Many Oriental cultures initially used urushi as an adhesive (along with other wood saps and naturally occurring substances like bitumen) both to mend pottery but also to fix arrowheads for example. Subsequently, they discovered that once urushi sap hardens, it is resistant to heat and alcohol, it is waterproof and is also resistant to acidic foods and liquids. Then came the hard work of refining and applying coats of multiple coats of urushi to objects. We know that urushi was being refined and used in Japan in the early Jomon era (10,500 to 300BC) both for practical and decorative purposes, and as Conrad Totman puts it in Japan: An Environmental History:
“Perhaps the most interesting aspect of these artifacts – and an aspect that helped them survive to the present – is that Jomon craftsmen coated many of their products in lacquer. Throughout the Jomon era, lacquer was used despite the trickiness of its production.”
Lacquered kettle-shaped pottery from the latter half of Late Jomon period, Kakinoshima site (Photo: Cultural Properties Division, Lifelong Learning Department, Hakodate Municipal Board of Education). Lacquer seems to have been used for many decorative purposes as well as practical purposes in the Jomon, with red being the favoured colour.
Tanaka san uses urushi lacquer both because it is the safest and because it is the traditional way. Epoxies and modern kintsugi kits are great ways of having fun mending your ceramics, but we love using a material which has been used for thousands of years back to the Jomon era.
The different types of gold decoration in Kintsugi:
The big distinction here is between using a gold-coloured liquid and using actual precious metals. Kintsugi can use silver, 22k or 24k gold – each will bring its own character to a piece. We tend to choose 22k gold, the extra shine on 24k often jars against a glaze, whereas the soft lustre of 22k gold is a beautiful contrast against a vitrified glaze. The gold is delicately applied as a powder and our taste is to use a minimum of gold so that a mend looks like delicate tracery across the piece rather than a thick vein of gold.

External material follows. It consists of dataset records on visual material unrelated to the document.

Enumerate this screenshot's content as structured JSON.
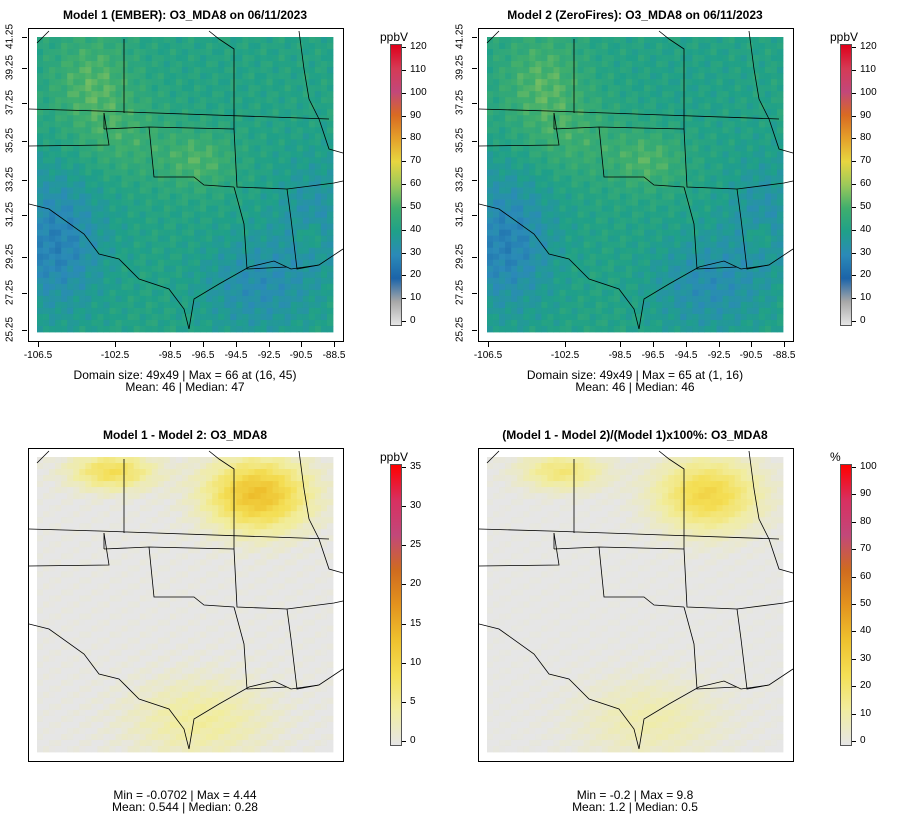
{
  "panels": [
    {
      "id": "p1",
      "title": "Model 1 (EMBER): O3_MDA8 on 06/11/2023",
      "kind": "conc",
      "has_axes": true,
      "stats_line1": "Domain size: 49x49 | Max = 66 at (16, 45)",
      "stats_line2": "Mean: 46 |  Median: 47",
      "colorbar": {
        "unit": "ppbV",
        "ticks": [
          "120",
          "110",
          "100",
          "90",
          "80",
          "70",
          "60",
          "50",
          "40",
          "30",
          "20",
          "10",
          "0"
        ]
      }
    },
    {
      "id": "p2",
      "title": "Model 2 (ZeroFires): O3_MDA8 on 06/11/2023",
      "kind": "conc",
      "has_axes": true,
      "stats_line1": "Domain size: 49x49 | Max = 65 at (1, 16)",
      "stats_line2": "Mean: 46 |  Median: 46",
      "colorbar": {
        "unit": "ppbV",
        "ticks": [
          "120",
          "110",
          "100",
          "90",
          "80",
          "70",
          "60",
          "50",
          "40",
          "30",
          "20",
          "10",
          "0"
        ]
      }
    },
    {
      "id": "p3",
      "title": "Model 1 - Model 2: O3_MDA8",
      "kind": "diff",
      "has_axes": false,
      "stats_line1": "Min = -0.0702 | Max = 4.44",
      "stats_line2": "Mean: 0.544 |  Median: 0.28",
      "colorbar": {
        "unit": "ppbV",
        "ticks": [
          "35",
          "30",
          "25",
          "20",
          "15",
          "10",
          "5",
          "0"
        ]
      }
    },
    {
      "id": "p4",
      "title": "(Model 1 - Model 2)/(Model 1)x100%: O3_MDA8",
      "kind": "pct",
      "has_axes": false,
      "stats_line1": "Min = -0.2 | Max = 9.8",
      "stats_line2": "Mean: 1.2 |  Median: 0.5",
      "colorbar": {
        "unit": "%",
        "ticks": [
          "100",
          "90",
          "80",
          "70",
          "60",
          "50",
          "40",
          "30",
          "20",
          "10",
          "0"
        ]
      }
    }
  ],
  "axes": {
    "x_ticks": [
      "-106.5",
      "-102.5",
      "-98.5",
      "-96.5",
      "-94.5",
      "-92.5",
      "-90.5",
      "-88.5"
    ],
    "y_ticks": [
      "41.25",
      "39.25",
      "37.25",
      "35.25",
      "33.25",
      "31.25",
      "29.25",
      "27.25",
      "25.25"
    ]
  },
  "colors": {
    "conc_scale": [
      "#e6e6e6",
      "#a8a8a8",
      "#1b64a9",
      "#2b8ab8",
      "#1fa089",
      "#3fae6d",
      "#9cc95a",
      "#e7d640",
      "#e4a02a",
      "#d86a22",
      "#c2477a",
      "#d63a55",
      "#e0001a"
    ],
    "diff_scale": [
      "#e6e6e6",
      "#f1eda0",
      "#f4df55",
      "#eec12e",
      "#e3931e",
      "#cf6b1f",
      "#c2477a",
      "#d83060",
      "#ff0000"
    ]
  }
}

“Liquid gold” or gold paint is included in many DIY kintsugi kits and is much easier to apply than gold powder. It can easily be brushed on with a paint brush and can also be wiped away if you make a mistake. It is also cheaper than using real gold! Kintsugi kits fulfil a purpose and can be a great way to mend your broken items if you are good with crafts, but it shouldn’t be confused with traditional kintsugi, after all the Kin in Kintusgi means gold!
If you are looking for a good quality kit try something like this from Oxford Kintsugi. She clearly states the limitations of the kit and whether the ingredients are food safe or not. Using Brass powder is also good practice for using gold in the future.
Once gold is applied, it is very hard to spot the difference between the different glues, but on some earthenware and pieces with a more porous glaze, you can see a faint yellow halo around the mend which is where the lacquer has seeped into the glaze. Also, if the gold is very smooth, it is very likely to be a synthetic glue with some type of liquid gold. It is very hard to get a completely smooth, flawless surface on a genuine kintsugi mend. Some menders use a synthetic glue to start with because it is cheaper and easier to set, and then they will add a layer of lacquer as a topcoat. Tanaka san doesn’t approve of this, as long as there is a chance that his customers will use his pieces as tableware, he will carry on using natural urushi. He follows the traditions from 700 years ago, which can be inefficient in time and money, but his professionalism means that even where you cannot see, he will make sure the work, technique and materials are top quality.